Primitive Character Animation Submission



For this animation, I had to use a simple character/primitive shapes to help exaggerate or display our chosen emotion. Since mine was anger, I had to use my squirrel character to help convey its emotion. The render consists of the squirrel doing a certain action twice which was the tail curling into a ball and slamming the ground, at the start and the end of the animation. This helps convey the message of the short animation which is that the squirrel is angry. The secondary action of the scene also helps exaggerate the squirrel’s emotion. Whenever the squirrel hits the ground using his tail, the scene props bounce up and down. This helps exaggerate the power of the impact that the squirrel gives in order to help overemphasize the emotion.

The main objective of the animation was to see how animations look without any “fancy render settings”. Most of the times, poor animation can sometimes be made up by fabulous renders, extra settings like GI, AO, shadows etc… Although this doesn’t help the actual animation look better, it covers up for any mistakes or the lack of quality the animation shows. By removing the “quality render” element, it ‘clear the air’ by showing how the animation looks when stripped down to its ‘bare bones’.

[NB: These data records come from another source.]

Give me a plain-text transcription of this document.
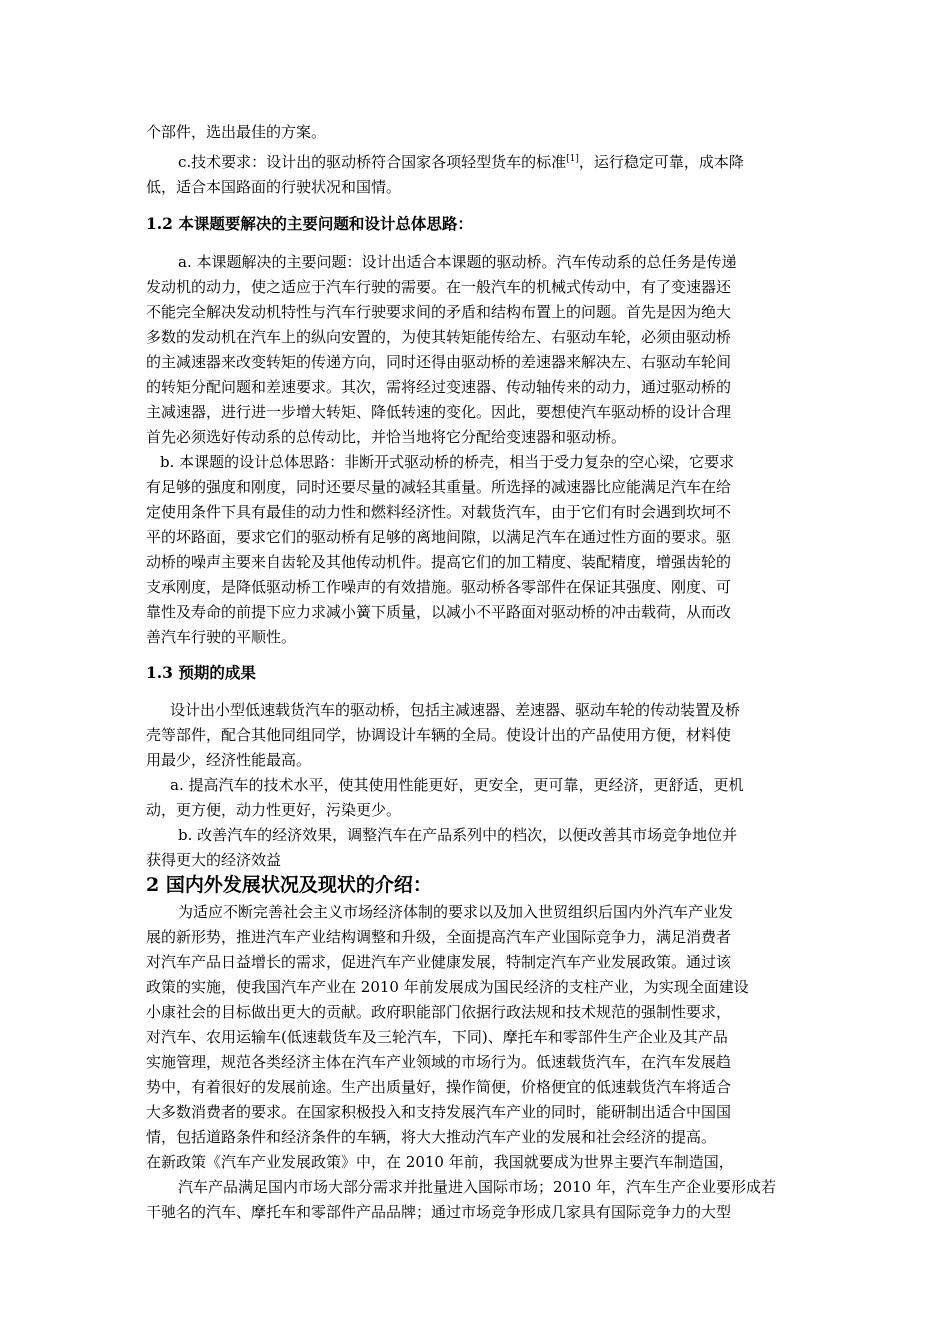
个部件，选出最佳的方案。
c.技术要求：设计出的驱动桥符合国家各项轻型货车的标准[1]，运行稳定可靠，成本降
低，适合本国路面的行驶状况和国情。
1.2 本课题要解决的主要问题和设计总体思路：
a. 本课题解决的主要问题：设计出适合本课题的驱动桥。汽车传动系的总任务是传递
发动机的动力，使之适应于汽车行驶的需要。在一般汽车的机械式传动中，有了变速器还
不能完全解决发动机特性与汽车行驶要求间的矛盾和结构布置上的问题。首先是因为绝大
多数的发动机在汽车上的纵向安置的，为使其转矩能传给左、右驱动车轮，必须由驱动桥
的主减速器来改变转矩的传递方向，同时还得由驱动桥的差速器来解决左、右驱动车轮间
的转矩分配问题和差速要求。其次，需将经过变速器、传动轴传来的动力，通过驱动桥的
主减速器，进行进一步增大转矩、降低转速的变化。因此，要想使汽车驱动桥的设计合理
首先必须选好传动系的总传动比，并恰当地将它分配给变速器和驱动桥。
b. 本课题的设计总体思路：非断开式驱动桥的桥壳，相当于受力复杂的空心梁，它要求
有足够的强度和刚度，同时还要尽量的减轻其重量。所选择的减速器比应能满足汽车在给
定使用条件下具有最佳的动力性和燃料经济性。对载货汽车，由于它们有时会遇到坎坷不
平的坏路面，要求它们的驱动桥有足够的离地间隙，以满足汽车在通过性方面的要求。驱
动桥的噪声主要来自齿轮及其他传动机件。提高它们的加工精度、装配精度，增强齿轮的
支承刚度，是降低驱动桥工作噪声的有效措施。驱动桥各零部件在保证其强度、刚度、可
靠性及寿命的前提下应力求减小簧下质量，以减小不平路面对驱动桥的冲击载荷，从而改
善汽车行驶的平顺性。
1.3 预期的成果
设计出小型低速载货汽车的驱动桥，包括主减速器、差速器、驱动车轮的传动装置及桥
壳等部件，配合其他同组同学，协调设计车辆的全局。使设计出的产品使用方便，材料使
用最少，经济性能最高。
a. 提高汽车的技术水平，使其使用性能更好，更安全，更可靠，更经济，更舒适，更机
动，更方便，动力性更好，污染更少。
b. 改善汽车的经济效果，调整汽车在产品系列中的档次，以便改善其市场竞争地位并
获得更大的经济效益
2 国内外发展状况及现状的介绍：
为适应不断完善社会主义市场经济体制的要求以及加入世贸组织后国内外汽车产业发
展的新形势，推进汽车产业结构调整和升级，全面提高汽车产业国际竞争力，满足消费者
对汽车产品日益增长的需求，促进汽车产业健康发展，特制定汽车产业发展政策。通过该
政策的实施，使我国汽车产业在 2010 年前发展成为国民经济的支柱产业，为实现全面建设
小康社会的目标做出更大的贡献。政府职能部门依据行政法规和技术规范的强制性要求，
对汽车、农用运输车(低速载货车及三轮汽车，下同)、摩托车和零部件生产企业及其产品
实施管理，规范各类经济主体在汽车产业领域的市场行为。低速载货汽车，在汽车发展趋
势中，有着很好的发展前途。生产出质量好，操作简便，价格便宜的低速载货汽车将适合
大多数消费者的要求。在国家积极投入和支持发展汽车产业的同时，能研制出适合中国国
情，包括道路条件和经济条件的车辆，将大大推动汽车产业的发展和社会经济的提高。
在新政策《汽车产业发展政策》中，在 2010 年前，我国就要成为世界主要汽车制造国，
汽车产品满足国内市场大部分需求并批量进入国际市场；2010 年，汽车生产企业要形成若
干驰名的汽车、摩托车和零部件产品品牌；通过市场竞争形成几家具有国际竞争力的大型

I believe my animation is good at a certain standard. I feel as if I could have improved the tail animation better, since the tail was quite difficult to animate as it was following an FK format (not that using an IK controller would be any better). I also believe that I’ve helped convey the characters emotion by using many of the 12 principles of animation. These include squash and stretch, staging, slow in and slow out, follow through and overlapping action, exaggeration, secondary action, anticipation and timing and motion. If the animation is observed closely, all of the mentioned principles can be seen in its entire integrity.
Overall I am pleased with the way the animation turned out but I believe I could have done better with a longer timeline but we were restricted to keep the animation to a very short timescale (<7-9 seconds).


 CONSTRUCTIVE CRITICAL FEEDBACK WITH IMPROVED ANIMATION
 
From the feedback that I was given during session 4, I decided to take what everyone had said into consideration in regards to my animation. Many of the changes I made were timeline curve based meaning I was not adding a load of new keyframe’s but instead modifying and experimenting with each of the values and seeing how it’ll affect the animation. In comparison to the first attempt, the changes I made were:

  • Fixed the tail swinging and gave it movement throughout the entire animation.
  • The tail flicks at certain parts to suggest a spring like energy build up from when the squirrel lands and when it takes off.
  • The 2 scene props now rotate slightly when in mid-air. I decided to give it a weight distribution so that for example, the front end would go up first and then the back end would follow through.
  • Used a better camera angle and the low position of the camera helps with convey the message of the squirrel (that he is angry).